Sharks are known as prehistoric hunters who have been around since the time of dinosaurs. They are traced back to at least 420 million years ago. 

But, the hammerhead sharks have not been around that long. Researchers say the evolution of the hammerhead shark began around 20 million years ago. Which still pre-dates humans!

 11. Hammerheads mostly swim sideways

In addition to the unique hammer-shaped head, the hammerhead shark also has fins of different lengths compared to other sharks. This influences the way they swim.

The slight swimming angle is unmistakable if you see a hammerhead shark swimming in the wild. This is because their first dorsal fin is longer than their pectoral fin, which is needed to swim competently. By tilting, hammerheads can use their dorsal fin in their small pectoral fin’s place. This gives a slight twist to their swimming, looking like they are swimming sideways! 

12. Widest head

Compared to its body, its head, the cephalofoil, is almost half as wide as its body is long! Their sheer size, so vast, is known to be one of the reasons they get caught in fishing nets.

13. Cloning? 

Cloning may not necessarily be the right word, but Bonnethead is known to undergo parthenogenesis. What would this mean is that a female shark was able to create offspring, all by herself, by fertilizing her eggs!
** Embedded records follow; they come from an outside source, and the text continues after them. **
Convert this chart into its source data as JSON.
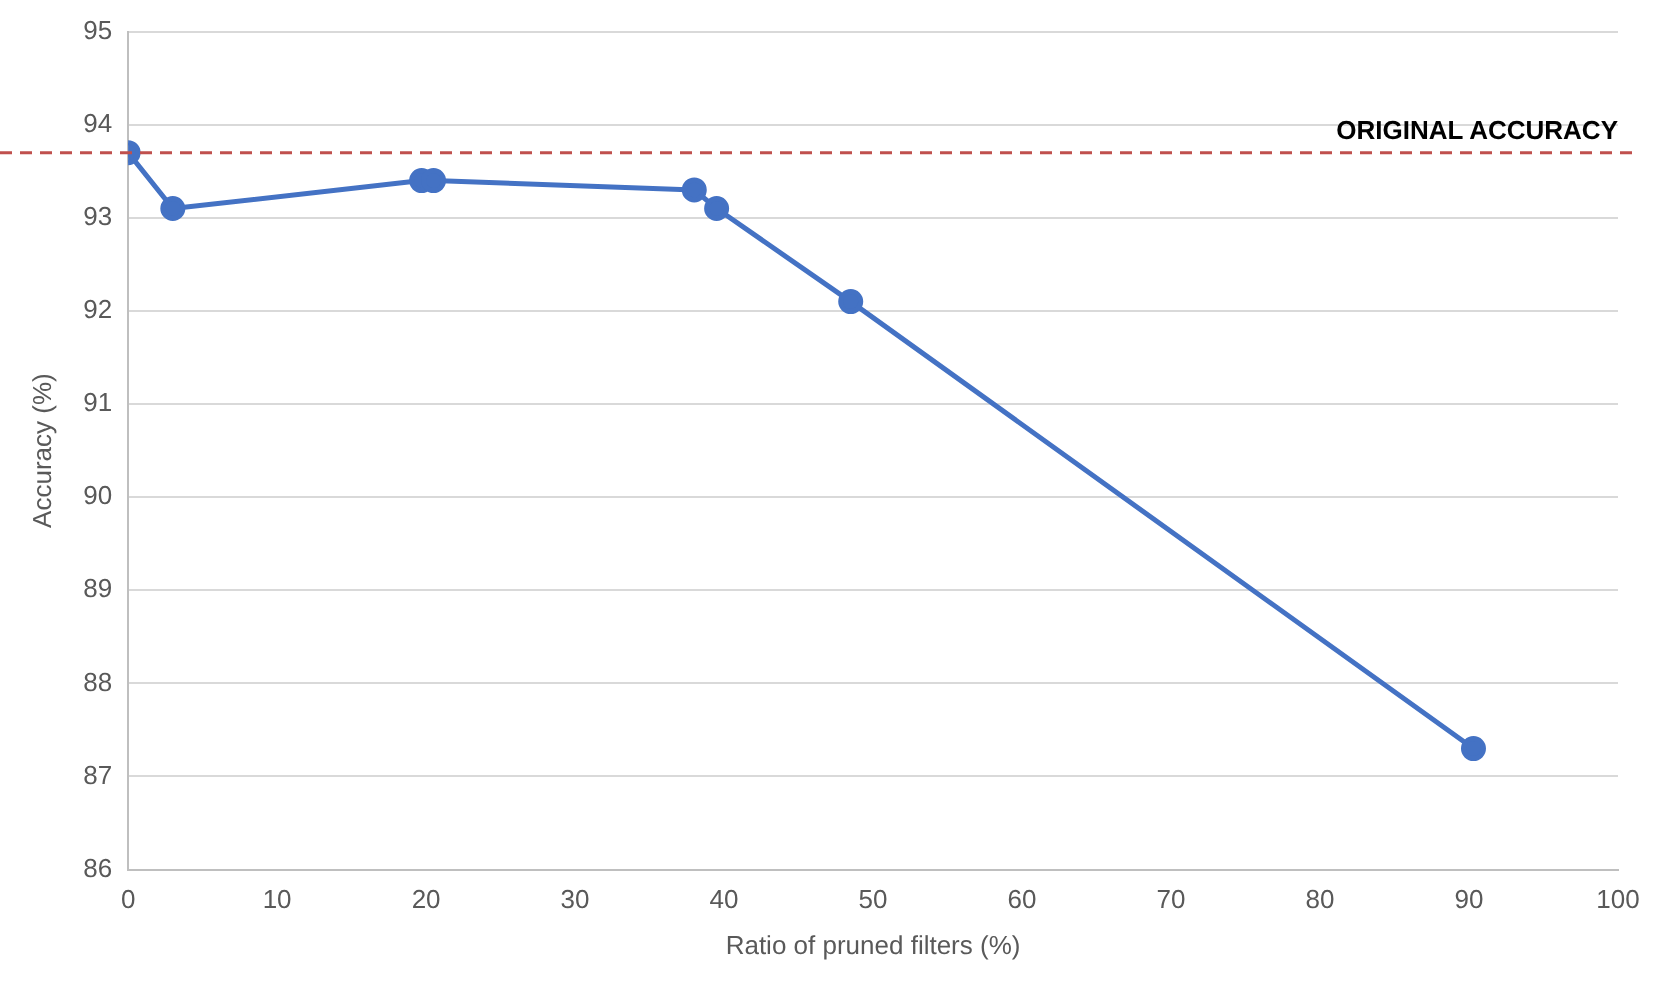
{
  "chart_data": {
    "type": "line",
    "xlabel": "Ratio of pruned filters (%)",
    "ylabel": "Accuracy (%)",
    "x": [
      0,
      3,
      19.7,
      20.5,
      38,
      39.5,
      48.5,
      90.3
    ],
    "series": [
      {
        "color": "#4472c4",
        "values": [
          93.7,
          93.1,
          93.4,
          93.4,
          93.3,
          93.1,
          92.1,
          87.3
        ]
      }
    ],
    "xlim": [
      0,
      100
    ],
    "xticks": [
      0,
      10,
      20,
      30,
      40,
      50,
      60,
      70,
      80,
      90,
      100
    ],
    "ylim": [
      86,
      95
    ],
    "yticks": [
      86,
      87,
      88,
      89,
      90,
      91,
      92,
      93,
      94,
      95
    ],
    "grid": "y",
    "legend": false,
    "marker": "circle",
    "line_style": "solid",
    "ref_lines": [
      {
        "axis": "y",
        "value": 93.7,
        "label": "ORIGINAL ACCURACY",
        "color": "#c0504d",
        "line_style": "dashed"
      }
    ]
  }
}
This extremely-unusual phenomenon was recorded in a Bonnethead shark. 

14. Hammerheads are not a danger to humans

Contrary to the widespread fear, not a single human casualty has been reported in the only 17 unprovoked attacks reported on humans by hammerhead sharks since 1580, according to the International Shark Attack File. 

Scalloped Hammerheads get tans!

While it is known that sharks get cancer, researches show that young Scalloped Hammerheads appear to acquire cancer-free suntans! When young Scalloped Hammerheads were kept in shallow outdoor pools, their skin darkened, going from a light beige to a rich chocolate brown!

This exceptional discovery was further studied. Researchers said that the experiments demonstrated that the “sharks were truly sun-tanning and that the response was, in fact, induced by the increase in solar radiation”.

The melanin content was recorded to have increased by 14 per cent over 21 days, and up to 28 per cent over 215 days.

”Despite all the tanning they’d done, there wasn’t a trace of skin cancer on any of the test sharks,” added a press release from the researchers.